Son langage diplomatique peut faire illusion, ses quelques lignes prennent soin de ne nommer personne. Ce n'est pas la première fois que l'ONU appelle au respect de la souveraineté libanaise. La 1559 est d'ailleurs passée presque inaperçue lors de son vote. Elle s'apparente pourtant à une déclaration de guerre, à un tremblement de terre dont les secousses se font toujours sentir. D'alliée «critique» de Damas, la France apparaît comme une ennemie. (…) Cette résolution (…) constitue le seul moyen de reprendre pied au Proche-Orient.
(…) En juin 2004, il évoque la question avec George W. Bush, à l'Elysée, en marge des cérémonies du débarquement. Le terrain a été balisé par Maurice Gourdault-Montagne et Condoleezza Rice. Chacun a son propre agenda. Les Américains se préoccupent du soutien de la Syrie à des organisations terroristes, comme le Hezbollah, et de la porosité de sa frontière avec l'Irak. Les Français pensent d'abord au Liban.
Pourquoi ne pas relier les deux dossiers et opérer par la même occasion un début de réconciliation ? L'idée d'une initiative commune fait son chemin. (…)

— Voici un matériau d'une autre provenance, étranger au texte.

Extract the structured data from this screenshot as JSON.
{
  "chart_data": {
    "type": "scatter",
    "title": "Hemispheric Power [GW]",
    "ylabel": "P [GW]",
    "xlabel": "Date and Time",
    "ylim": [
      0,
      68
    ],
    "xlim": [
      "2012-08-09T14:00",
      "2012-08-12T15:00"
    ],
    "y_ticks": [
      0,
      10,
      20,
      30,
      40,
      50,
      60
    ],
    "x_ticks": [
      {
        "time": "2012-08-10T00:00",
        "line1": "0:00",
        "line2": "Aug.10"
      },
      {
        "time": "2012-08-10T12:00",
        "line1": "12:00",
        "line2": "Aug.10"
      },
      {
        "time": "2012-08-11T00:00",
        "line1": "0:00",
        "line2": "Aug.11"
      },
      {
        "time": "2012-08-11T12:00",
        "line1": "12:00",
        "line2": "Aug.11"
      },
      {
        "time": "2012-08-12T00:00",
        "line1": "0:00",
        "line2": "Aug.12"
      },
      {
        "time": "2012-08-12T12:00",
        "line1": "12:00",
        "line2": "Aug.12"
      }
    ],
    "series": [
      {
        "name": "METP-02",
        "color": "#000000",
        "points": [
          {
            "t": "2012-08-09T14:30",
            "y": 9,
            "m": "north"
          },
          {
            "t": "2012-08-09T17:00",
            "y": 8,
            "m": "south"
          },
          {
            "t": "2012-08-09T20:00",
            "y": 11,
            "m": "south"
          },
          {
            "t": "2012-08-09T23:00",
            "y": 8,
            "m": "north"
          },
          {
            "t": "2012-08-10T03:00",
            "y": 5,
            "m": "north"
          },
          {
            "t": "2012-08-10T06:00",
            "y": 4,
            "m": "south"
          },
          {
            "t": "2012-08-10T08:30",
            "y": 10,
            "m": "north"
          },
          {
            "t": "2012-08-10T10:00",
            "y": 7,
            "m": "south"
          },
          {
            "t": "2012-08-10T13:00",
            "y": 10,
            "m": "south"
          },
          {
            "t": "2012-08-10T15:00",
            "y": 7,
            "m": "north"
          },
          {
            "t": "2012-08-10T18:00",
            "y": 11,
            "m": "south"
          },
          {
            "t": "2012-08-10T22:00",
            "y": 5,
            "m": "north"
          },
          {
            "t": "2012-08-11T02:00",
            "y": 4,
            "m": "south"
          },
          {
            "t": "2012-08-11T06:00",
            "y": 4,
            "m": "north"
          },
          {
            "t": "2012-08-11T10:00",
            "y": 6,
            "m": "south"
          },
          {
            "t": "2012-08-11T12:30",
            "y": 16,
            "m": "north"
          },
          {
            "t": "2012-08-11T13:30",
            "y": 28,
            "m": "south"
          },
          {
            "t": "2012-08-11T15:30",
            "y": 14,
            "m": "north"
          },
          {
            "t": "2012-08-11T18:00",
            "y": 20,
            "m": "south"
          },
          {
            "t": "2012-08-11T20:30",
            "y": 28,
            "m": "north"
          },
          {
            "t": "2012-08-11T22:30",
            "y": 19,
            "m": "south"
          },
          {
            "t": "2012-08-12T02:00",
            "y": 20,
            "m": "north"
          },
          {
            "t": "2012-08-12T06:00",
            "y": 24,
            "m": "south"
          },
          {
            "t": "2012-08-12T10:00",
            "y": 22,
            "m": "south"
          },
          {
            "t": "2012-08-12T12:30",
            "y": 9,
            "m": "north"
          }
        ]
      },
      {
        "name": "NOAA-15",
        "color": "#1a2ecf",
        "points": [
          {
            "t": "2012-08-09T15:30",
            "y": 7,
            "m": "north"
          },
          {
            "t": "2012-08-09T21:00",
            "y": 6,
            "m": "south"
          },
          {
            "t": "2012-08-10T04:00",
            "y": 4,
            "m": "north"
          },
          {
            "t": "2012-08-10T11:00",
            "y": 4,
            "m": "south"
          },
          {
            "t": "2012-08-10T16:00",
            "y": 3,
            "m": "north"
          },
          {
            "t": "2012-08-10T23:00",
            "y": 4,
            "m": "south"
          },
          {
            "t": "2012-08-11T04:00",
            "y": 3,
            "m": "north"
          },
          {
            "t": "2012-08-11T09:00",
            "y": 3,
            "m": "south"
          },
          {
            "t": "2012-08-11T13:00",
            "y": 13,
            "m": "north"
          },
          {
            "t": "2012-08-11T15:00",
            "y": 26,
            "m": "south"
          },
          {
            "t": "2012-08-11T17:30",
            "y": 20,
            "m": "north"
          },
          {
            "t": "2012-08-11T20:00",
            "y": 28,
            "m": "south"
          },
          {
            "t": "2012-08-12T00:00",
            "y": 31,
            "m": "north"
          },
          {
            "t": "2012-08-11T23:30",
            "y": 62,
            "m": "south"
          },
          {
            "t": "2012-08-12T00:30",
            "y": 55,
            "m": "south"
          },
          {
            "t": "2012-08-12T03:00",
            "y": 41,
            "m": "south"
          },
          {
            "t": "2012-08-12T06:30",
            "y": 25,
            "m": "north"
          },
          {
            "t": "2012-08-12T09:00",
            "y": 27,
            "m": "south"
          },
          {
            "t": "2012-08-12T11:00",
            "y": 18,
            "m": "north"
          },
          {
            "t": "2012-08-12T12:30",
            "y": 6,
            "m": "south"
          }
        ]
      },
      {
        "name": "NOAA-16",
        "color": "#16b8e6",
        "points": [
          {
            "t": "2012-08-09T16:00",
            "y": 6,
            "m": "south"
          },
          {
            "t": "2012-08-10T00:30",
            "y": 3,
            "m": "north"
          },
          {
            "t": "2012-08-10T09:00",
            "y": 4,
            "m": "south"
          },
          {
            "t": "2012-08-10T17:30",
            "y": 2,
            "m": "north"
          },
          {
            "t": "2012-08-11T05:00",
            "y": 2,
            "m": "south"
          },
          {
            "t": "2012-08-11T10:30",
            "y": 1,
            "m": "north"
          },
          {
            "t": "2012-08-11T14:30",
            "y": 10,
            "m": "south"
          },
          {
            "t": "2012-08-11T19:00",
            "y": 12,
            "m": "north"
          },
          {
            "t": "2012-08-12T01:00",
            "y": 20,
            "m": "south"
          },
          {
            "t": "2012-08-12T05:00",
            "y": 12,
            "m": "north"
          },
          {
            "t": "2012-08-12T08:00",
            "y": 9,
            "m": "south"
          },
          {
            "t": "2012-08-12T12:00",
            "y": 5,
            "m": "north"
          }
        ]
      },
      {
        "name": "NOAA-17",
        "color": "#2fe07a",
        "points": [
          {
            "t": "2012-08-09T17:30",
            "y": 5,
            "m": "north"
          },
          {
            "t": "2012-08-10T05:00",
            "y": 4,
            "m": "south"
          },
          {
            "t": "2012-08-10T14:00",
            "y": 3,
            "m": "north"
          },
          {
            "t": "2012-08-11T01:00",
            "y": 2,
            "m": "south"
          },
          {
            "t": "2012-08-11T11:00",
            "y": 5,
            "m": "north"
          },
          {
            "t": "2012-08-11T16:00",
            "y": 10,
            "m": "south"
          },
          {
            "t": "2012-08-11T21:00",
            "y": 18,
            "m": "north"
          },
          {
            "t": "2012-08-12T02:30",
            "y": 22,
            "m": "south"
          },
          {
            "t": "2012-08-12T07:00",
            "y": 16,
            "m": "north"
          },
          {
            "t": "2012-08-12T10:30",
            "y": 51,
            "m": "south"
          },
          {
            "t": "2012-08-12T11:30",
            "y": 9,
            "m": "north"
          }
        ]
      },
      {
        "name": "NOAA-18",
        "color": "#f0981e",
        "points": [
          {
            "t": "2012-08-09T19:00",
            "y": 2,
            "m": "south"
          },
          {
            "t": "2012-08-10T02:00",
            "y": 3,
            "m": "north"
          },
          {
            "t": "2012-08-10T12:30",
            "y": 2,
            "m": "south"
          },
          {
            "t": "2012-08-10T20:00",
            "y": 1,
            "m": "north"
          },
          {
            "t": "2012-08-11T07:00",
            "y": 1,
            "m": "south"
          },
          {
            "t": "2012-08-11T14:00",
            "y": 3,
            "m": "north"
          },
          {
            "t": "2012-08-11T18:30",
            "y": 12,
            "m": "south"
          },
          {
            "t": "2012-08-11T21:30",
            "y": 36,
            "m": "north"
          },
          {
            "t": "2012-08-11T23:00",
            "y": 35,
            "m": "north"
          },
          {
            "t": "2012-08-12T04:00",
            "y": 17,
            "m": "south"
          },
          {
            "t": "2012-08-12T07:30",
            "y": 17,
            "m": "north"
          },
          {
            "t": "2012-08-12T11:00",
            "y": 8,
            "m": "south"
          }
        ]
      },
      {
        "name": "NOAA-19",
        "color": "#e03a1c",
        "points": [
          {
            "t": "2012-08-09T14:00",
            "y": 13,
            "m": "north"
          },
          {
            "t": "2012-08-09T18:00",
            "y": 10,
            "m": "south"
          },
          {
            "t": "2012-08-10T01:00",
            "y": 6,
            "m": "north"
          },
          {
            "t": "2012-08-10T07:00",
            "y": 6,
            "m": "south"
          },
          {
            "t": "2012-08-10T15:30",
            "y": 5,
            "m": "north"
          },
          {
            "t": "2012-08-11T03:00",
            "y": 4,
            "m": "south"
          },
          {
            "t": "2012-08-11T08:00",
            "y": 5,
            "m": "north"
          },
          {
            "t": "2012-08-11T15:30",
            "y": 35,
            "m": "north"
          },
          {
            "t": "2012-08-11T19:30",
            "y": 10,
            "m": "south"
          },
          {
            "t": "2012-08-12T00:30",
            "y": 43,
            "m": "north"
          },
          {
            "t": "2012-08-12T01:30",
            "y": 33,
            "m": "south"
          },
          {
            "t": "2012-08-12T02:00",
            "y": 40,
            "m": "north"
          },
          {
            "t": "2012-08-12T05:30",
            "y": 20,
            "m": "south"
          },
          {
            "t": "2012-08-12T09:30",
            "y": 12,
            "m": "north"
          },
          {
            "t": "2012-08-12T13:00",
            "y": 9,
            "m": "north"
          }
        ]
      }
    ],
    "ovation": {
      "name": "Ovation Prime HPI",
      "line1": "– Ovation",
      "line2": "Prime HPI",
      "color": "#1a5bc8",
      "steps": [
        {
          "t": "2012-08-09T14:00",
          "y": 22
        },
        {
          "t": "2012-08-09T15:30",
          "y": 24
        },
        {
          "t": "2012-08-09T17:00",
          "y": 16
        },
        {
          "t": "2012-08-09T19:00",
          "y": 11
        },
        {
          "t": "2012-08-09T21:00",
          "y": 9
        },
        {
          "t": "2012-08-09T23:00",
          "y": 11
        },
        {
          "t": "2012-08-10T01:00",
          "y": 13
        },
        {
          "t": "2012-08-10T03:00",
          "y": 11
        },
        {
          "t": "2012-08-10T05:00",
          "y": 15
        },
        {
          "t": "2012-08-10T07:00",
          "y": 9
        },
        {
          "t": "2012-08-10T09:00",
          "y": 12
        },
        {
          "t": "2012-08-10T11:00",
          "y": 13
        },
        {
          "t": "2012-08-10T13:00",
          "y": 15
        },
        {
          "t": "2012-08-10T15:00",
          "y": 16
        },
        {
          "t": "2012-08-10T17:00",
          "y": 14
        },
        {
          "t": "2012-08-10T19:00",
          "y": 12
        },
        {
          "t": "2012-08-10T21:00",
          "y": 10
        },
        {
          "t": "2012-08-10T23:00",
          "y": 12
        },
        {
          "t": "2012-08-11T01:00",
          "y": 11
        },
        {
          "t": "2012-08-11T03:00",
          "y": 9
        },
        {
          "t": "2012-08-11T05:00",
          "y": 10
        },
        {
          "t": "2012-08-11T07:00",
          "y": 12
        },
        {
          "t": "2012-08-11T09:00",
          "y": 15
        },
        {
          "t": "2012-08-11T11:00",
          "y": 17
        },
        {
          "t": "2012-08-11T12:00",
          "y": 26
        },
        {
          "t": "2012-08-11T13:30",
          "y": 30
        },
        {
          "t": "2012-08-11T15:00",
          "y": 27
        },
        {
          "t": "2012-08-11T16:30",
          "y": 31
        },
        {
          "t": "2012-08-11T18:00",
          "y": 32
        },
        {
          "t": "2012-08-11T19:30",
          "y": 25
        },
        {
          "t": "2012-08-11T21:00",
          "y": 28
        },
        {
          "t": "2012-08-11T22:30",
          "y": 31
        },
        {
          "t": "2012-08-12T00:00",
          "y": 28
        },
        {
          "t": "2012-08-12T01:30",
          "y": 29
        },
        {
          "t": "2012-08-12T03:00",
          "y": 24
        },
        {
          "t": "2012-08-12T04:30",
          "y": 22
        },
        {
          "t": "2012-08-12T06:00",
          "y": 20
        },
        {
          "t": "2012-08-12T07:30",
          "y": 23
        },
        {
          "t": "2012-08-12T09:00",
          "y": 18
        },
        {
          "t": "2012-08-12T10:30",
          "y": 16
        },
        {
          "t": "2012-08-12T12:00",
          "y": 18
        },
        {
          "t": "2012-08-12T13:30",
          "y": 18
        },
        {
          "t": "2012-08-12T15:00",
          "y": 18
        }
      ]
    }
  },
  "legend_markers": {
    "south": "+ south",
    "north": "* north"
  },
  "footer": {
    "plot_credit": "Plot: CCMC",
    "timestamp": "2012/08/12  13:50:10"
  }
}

Quand le parrain syrien décide d'amender la Constitution du Liban afin de prolonger le mandat de son président, Emile Lahoud, un fidèle allié, tous les clignotants virent au rouge. L'opposition hurle au putsch. Pour Hariri, ennemi juré du chef de l'Etat, la rupture est consommée. Fin août, Bachar le mande dans son palais. L'entretien ne dure que dix minutes. Hariri a rapporté les propos du dirigeant syrien à quatre témoins dont Walid Joumblatt, chef des Druzes : «Lahoud, c'est moi, lui aurait déclaré le dirigeant syrien. Si Chirac veut me sortir du Liban, je casserai le Liban.» (…)
A Paris, c'est le branle-bas de combat. Jacques Chirac se rue au secours de son ami. «Dans l'instant, on s'est parlé, avec les Américains. On leur a dit : vous voulez promouvoir la démocratie dans cette région ? Au Liban, elle est en train de disparaître. On ne peut pas laisser passer ça», raconte-t-on dans l'entourage élyséen.
(…)
Ce coup diplomatique permet à la France de renouer avec les Etats-Unis sans avoir à céder sur l'Irak. Ce rapprochement, même «s'il n'était pas la cause, mais la conséquence de la 1559», dixit un diplomate, arrive à point nommé.
Sous le choc, les Syriens ont trouvé un coupable. Ils accusent Rafic Hariri d'être le «serpent» qui a fomenté la résolution. Pour un ancien ministre des Affaires étrangères, son implication ne fait pas de doute. Vrai ou faux ? «C'est lui qui a poussé Chirac à s'engager contre les Syriens», assure ce dernier. Le 20 octobre, le Premier ministre libanais est poussé par les Syriens à la démission et rejoint l'opposition. Cinq mois plus tard, une énorme déflagration pulvérise sa voiture blindée et provoque des ravages sur plus d'une centaine de mètres. Pour Paris, «une telle opération ne peut pas être menée en dehors d'un grand service appuyé par un Etat».
Un autre symptôme du changement dans la politique française s’est manifesté récemment : l’impérialisme français affiche un ton nouveau envers l’Etat d’Israël (dixit Raffarin : « La France est à vos côtés », Le Parisien du 17/3/2005) et vient de conclure un nouvel accord de coopération économique avec lui.